Más conocido como el “penal de Almoloya”, este centro penitenciario es el primero de un grupo de cinco instituciones especializadas para recluir a reos clasificados como de máxima peligrosidad, o que significan un riesgo para permanecer en un penal común.

Bajo la administración del entonces presidente Carlos Salinas de Gortari se construyó entre 1988 y 1990 el Cefereso 1, conocido inicialmente como La Palma, y comenzó a recibir internos un año después.

Su historia no ha estado exenta de violencia. Su primer director, Juan Pablo de Tavira Noriega, murió ejecutado la noche del 21 de noviembre de 2000, cuando se encontraba en el comedor del Centro de Extensión Universitaria de la Universidad Autónoma de Hidalgo.

Asesinaron a hermano del capo

A pesar de que a lo largo de su historia, el penal Altiplano ha contado con estrictos controles de seguridad, al interior de sus muros también han ocurrido asesinatos de sus internos.

El 22 de febrero de 2014 El Chapo Guzmán fue reaprehendido luego de permanecer más de 13 años como prófugo, tras su primera fuga del Cefereso 2 Occidente, de Puente Grande, Jalisco.

Así, el capo regresó a la prisión en donde la noche del 31 de diciembre de 2004 fue asesinado su hermano, Arturo Guzmán Loera; a él le llamaban El Pollo.

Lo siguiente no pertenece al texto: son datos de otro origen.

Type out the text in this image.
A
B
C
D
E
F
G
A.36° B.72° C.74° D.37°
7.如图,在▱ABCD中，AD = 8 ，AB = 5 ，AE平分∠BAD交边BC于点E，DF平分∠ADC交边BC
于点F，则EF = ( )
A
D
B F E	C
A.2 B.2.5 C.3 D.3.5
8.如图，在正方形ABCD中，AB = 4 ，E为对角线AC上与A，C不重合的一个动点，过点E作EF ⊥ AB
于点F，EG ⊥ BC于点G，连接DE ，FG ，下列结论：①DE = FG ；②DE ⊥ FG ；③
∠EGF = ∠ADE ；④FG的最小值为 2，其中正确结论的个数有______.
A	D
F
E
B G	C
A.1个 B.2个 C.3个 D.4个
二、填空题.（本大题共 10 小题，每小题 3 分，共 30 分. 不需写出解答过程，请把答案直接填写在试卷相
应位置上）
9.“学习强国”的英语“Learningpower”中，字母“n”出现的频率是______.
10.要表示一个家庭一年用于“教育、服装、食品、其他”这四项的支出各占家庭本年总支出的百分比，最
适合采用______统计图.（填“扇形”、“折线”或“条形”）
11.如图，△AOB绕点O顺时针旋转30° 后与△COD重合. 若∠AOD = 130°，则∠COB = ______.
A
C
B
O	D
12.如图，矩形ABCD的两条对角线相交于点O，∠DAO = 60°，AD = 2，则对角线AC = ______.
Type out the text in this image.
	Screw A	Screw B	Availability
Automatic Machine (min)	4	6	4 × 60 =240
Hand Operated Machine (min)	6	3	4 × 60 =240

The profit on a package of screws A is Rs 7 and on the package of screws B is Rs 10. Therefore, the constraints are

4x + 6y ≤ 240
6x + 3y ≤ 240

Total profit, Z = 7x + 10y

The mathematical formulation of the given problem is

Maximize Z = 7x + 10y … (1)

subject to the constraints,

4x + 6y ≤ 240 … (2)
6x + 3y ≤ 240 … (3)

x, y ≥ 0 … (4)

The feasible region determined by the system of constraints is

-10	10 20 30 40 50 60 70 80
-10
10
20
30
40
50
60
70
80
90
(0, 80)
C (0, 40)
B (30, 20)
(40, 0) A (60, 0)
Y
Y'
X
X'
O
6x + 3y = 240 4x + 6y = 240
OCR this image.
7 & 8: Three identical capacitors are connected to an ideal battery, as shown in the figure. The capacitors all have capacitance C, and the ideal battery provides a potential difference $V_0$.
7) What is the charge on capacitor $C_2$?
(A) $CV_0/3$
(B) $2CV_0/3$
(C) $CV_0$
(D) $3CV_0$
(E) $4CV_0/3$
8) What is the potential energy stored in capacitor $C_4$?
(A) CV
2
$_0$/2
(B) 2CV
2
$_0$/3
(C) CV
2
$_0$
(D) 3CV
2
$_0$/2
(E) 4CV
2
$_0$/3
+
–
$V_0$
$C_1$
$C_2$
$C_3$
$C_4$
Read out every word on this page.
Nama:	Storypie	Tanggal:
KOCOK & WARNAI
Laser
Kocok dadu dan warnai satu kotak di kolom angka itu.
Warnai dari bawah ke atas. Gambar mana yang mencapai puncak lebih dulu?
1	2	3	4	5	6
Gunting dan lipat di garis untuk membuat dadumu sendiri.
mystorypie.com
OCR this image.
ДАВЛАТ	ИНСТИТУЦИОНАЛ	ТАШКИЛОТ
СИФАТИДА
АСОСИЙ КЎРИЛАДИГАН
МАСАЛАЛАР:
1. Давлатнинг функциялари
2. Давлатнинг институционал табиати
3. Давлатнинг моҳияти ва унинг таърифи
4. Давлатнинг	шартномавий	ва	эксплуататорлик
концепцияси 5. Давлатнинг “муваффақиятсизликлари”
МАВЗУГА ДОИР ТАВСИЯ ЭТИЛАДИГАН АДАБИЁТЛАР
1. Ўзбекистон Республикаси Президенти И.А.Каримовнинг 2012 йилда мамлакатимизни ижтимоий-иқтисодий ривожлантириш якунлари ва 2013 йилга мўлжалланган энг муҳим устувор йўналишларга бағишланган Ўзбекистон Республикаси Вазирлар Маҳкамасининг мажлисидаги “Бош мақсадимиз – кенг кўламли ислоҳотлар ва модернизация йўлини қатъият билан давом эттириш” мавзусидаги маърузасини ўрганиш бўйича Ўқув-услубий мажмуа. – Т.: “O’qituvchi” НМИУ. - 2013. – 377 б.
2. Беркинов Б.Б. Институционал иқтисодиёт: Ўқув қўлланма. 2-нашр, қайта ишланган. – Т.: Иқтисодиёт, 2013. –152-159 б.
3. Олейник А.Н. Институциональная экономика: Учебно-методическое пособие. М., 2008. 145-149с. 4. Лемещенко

El Pollo Guzmán recibió siete balazos calibre 9 milímetros cuando se encontraba en la zona de locutorios, por parte del interno José Ramírez Villanueva, quien se encontraba recluido desde 2002,

Otro homicidio ocurrió dos meses antes, el 6 de octubre de 2004, cuando también fue ejecutado a tiros el narcotraficante Miguel Ángel Beltrán Lugo, alias El Ceja Güera.

El 3 de mayo de ese mismo año se reportó la muerte a causa de asfixia por ahorcamiento de Alberto Soberanes Ramos, con el sobrenombre de El Socorro, hombre cercano a El Chapo Guzmán.

En este caso, las autoridades ministeriales no lograron establecer si se trató de un homicidio o un suicidio.

No todos son peligrosos

El ejemplo de que un interno no tiene que ser peligroso, o extremadamente violento, para permanecer en un penal federal es el de Mario Aburto Martínez, asesino material del entonces candidato priista a la Presidencia en 1994, Luis Donaldo Colosio.

El llamado asesino solitario del candidato ingresó a este penal tras el magnicidio del 23 de marzo de 1994, luego fue enviado al Cefereso 2 de Puente Grande, y actualmente permanece en el Cefereso 6 Sureste, de Huimanguillo, Tabasco, pero éste es de mediana seguridad.